Ayette geçen “gözlerin hainliği” nedir ve nereden başlar, bunu da paylaşalım: Gözlerin hainliği, erkeklerde Nur Sûresi 30. ayete, kadınlarda ise Nur Sûresi 31. ayete ters hareket etmekle başlar. Dünyada gözlerin hainliği önemlidir. Bu tabir yani hain kelimesi bizi bir yere götürecek. Gözlerin hainliğine bir de böyle bakalım: “Varım ve Muhtarım Bakış Tarzı” ve “sadra hâkim olan nefsin şerri” gözlerde hainlik oluşturur. Bu hainlik nasıl oluşur? Göz Allah’tan gayrı varlık görmeye başlar, Allah’tan gayrı bir varlığı tanımlayarak hakikate hainlik yapar, Allah’tan gayrı varlık görerek hainlik yapar. Kendini muhtar ilan ettiği için kendisi gibi muhtarları görmeye başlar ki suçta tek kalmasın. Suçta tek kalmamak için suçu organize hale getirir. Hainlik bizi nereye götürecek bakın.
Enfal Sûresi 27: “Ey iman edenler, Allah’a ve er-Rasûl’e hıyanet etmeyin. Ve siz biliyor olduğunuz halde emanetlerinize hainlik etmeyin.”
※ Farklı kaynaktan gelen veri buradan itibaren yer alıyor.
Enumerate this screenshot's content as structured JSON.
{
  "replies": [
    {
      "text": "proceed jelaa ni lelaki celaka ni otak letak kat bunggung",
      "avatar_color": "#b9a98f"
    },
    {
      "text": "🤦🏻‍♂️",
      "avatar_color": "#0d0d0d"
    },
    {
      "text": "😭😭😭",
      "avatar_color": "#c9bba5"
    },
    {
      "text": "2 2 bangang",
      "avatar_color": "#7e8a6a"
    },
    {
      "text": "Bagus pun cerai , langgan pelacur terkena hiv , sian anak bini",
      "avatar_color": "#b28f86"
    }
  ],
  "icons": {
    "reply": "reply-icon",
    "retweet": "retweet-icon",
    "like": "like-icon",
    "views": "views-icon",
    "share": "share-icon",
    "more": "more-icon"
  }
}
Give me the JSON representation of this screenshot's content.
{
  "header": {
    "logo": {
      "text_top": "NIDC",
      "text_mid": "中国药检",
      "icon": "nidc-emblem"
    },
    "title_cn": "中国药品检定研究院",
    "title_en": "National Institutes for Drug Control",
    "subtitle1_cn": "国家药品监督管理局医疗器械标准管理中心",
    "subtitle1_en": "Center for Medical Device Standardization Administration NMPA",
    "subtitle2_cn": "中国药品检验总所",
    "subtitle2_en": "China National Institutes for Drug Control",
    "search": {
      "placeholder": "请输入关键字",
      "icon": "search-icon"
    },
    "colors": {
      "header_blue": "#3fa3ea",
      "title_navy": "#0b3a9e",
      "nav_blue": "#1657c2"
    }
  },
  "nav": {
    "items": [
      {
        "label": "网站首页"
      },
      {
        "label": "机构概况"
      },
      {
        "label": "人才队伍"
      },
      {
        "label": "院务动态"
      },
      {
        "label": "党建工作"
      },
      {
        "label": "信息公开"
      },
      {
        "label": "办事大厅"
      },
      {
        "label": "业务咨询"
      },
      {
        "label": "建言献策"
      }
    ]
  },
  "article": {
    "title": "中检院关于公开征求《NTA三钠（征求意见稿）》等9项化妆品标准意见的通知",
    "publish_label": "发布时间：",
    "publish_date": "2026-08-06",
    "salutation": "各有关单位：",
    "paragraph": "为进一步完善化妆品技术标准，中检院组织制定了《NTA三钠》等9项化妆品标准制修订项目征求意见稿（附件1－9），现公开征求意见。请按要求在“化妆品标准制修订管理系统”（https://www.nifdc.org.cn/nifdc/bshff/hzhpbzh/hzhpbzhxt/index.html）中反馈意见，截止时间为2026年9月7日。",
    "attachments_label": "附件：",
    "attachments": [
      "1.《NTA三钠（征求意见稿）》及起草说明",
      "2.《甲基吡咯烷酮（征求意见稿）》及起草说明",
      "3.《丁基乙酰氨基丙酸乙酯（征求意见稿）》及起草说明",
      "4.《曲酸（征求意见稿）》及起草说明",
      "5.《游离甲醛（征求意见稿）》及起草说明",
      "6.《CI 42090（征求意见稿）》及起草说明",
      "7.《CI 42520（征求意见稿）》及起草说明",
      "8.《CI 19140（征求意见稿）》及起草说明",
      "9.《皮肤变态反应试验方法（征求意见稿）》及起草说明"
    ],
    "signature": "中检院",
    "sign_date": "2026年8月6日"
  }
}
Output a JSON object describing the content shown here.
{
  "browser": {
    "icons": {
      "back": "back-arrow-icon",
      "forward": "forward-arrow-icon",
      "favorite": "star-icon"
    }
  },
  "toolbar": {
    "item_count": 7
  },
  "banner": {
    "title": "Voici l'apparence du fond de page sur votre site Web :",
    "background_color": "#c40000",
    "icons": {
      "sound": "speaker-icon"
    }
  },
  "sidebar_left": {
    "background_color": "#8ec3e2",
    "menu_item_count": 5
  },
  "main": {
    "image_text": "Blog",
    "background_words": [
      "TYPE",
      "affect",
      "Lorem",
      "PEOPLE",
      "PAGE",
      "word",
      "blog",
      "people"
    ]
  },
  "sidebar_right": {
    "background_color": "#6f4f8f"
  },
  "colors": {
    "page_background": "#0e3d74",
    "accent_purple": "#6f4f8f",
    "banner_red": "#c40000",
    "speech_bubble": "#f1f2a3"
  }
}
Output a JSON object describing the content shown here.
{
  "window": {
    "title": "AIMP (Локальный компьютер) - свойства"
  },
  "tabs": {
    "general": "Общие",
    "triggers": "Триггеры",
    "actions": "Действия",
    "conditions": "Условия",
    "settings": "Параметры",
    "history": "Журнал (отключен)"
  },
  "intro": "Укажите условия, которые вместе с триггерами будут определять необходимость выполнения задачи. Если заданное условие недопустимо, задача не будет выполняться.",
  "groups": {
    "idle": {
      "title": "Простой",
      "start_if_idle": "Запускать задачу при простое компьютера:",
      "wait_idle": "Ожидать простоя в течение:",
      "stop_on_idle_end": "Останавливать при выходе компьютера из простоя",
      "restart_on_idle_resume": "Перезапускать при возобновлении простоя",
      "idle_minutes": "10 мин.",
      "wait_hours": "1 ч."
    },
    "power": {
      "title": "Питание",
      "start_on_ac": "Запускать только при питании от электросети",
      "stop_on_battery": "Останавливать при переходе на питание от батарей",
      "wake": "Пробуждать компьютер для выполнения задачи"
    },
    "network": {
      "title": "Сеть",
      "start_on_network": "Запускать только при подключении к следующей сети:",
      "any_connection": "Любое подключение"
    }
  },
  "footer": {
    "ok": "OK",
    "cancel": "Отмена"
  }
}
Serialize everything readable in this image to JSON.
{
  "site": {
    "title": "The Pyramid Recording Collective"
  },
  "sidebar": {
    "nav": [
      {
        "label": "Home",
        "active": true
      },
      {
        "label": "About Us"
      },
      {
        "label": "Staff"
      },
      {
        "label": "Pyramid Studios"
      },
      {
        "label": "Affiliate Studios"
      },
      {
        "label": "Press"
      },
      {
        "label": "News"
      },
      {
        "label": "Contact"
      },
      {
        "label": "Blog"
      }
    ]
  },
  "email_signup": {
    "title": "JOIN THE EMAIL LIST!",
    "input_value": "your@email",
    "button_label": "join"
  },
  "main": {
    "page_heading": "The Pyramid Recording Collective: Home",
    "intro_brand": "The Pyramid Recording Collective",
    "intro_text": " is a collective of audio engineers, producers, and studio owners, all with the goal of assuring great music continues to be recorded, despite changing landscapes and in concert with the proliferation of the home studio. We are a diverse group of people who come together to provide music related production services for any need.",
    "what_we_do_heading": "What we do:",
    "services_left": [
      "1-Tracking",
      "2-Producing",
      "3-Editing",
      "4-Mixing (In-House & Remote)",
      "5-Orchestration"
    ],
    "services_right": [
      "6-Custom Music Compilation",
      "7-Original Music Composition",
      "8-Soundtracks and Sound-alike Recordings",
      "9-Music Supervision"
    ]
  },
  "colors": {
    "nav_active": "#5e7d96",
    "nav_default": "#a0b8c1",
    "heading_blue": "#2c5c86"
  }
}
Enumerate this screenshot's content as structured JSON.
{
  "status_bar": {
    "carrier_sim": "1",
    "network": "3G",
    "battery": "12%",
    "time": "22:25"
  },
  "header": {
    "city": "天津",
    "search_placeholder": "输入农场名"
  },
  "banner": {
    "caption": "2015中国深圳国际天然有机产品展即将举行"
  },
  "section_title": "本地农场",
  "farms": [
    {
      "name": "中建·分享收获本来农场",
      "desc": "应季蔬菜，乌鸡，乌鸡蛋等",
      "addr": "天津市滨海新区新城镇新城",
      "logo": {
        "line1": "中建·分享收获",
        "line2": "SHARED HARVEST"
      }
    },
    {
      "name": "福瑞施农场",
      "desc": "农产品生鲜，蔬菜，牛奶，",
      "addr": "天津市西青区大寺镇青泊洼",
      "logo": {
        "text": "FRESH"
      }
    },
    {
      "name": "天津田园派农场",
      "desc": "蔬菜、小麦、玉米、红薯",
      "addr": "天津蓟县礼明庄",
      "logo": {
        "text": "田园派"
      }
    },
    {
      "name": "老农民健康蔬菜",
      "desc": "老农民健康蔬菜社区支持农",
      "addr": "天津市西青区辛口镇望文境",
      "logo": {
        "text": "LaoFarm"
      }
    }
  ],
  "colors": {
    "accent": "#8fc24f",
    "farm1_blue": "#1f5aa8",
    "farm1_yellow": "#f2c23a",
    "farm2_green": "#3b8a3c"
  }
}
Gözlerin hainliğini bilen uyarıyor! Allah’a ve O’nun Rasulün’e, ondan size gelen emanetlere hıyanet etmeyin. Ayetlerde geçen kelimeleri İslami prensipler içinde değerlendirmek lazım ki, doğru amel çıksın. Dolayısıyla, “emanetlere hainlik etmeyin”i yalnızca dünya yaşantısındaki emanet verilenler gibi anlar ve onlara sıkı sahip çıkarsak ayeti yeterince doğru anlamış olmayız. Bu yaklaşım güzel bir prensip olmasına rağmen Muhammedî değildir. Çünkü bunu inanmayan birisi de yapar, belki verilen bir emanete daha iyi sahip çıkar, onu daha da iyi saklar. Ama yapılan amel Muhammedî midir, bunu daima araştırmak lazım. Muhammedî değilse yanılıyoruz demektir! Diğerini başkası da yapar. Oysa Muhammedî bir ameli, inanmayan (Amentü Billahi demeyen) yapamaz. Kim “Billahi” idrakıyla yapmışsa o Muhammedî olur. Bir amel tarif ettiğinizde eğer onu Muhammedî olmayan da yapıyorsa o iş İslamî değildir. Muhammedî bir ameli ancak “Müstakilen var ve muhtar olan Allah’tır, Onun dȗnu/dışı yoktur” idrakıyla Amentü Billahi diyen yapar. Kim bu idrakla iş yaparsa o zaten Muhammedî olmuştur, bu haliyle o da sana benzemiş olur. Dolayısıyla ayetteki hıyanet, Risalet ve Nübüvvet’le bize gelen ilim ve marifetle ilgilidir. Buyruluyor: O bilgi ve yaşantıya hıyanet etmeyin!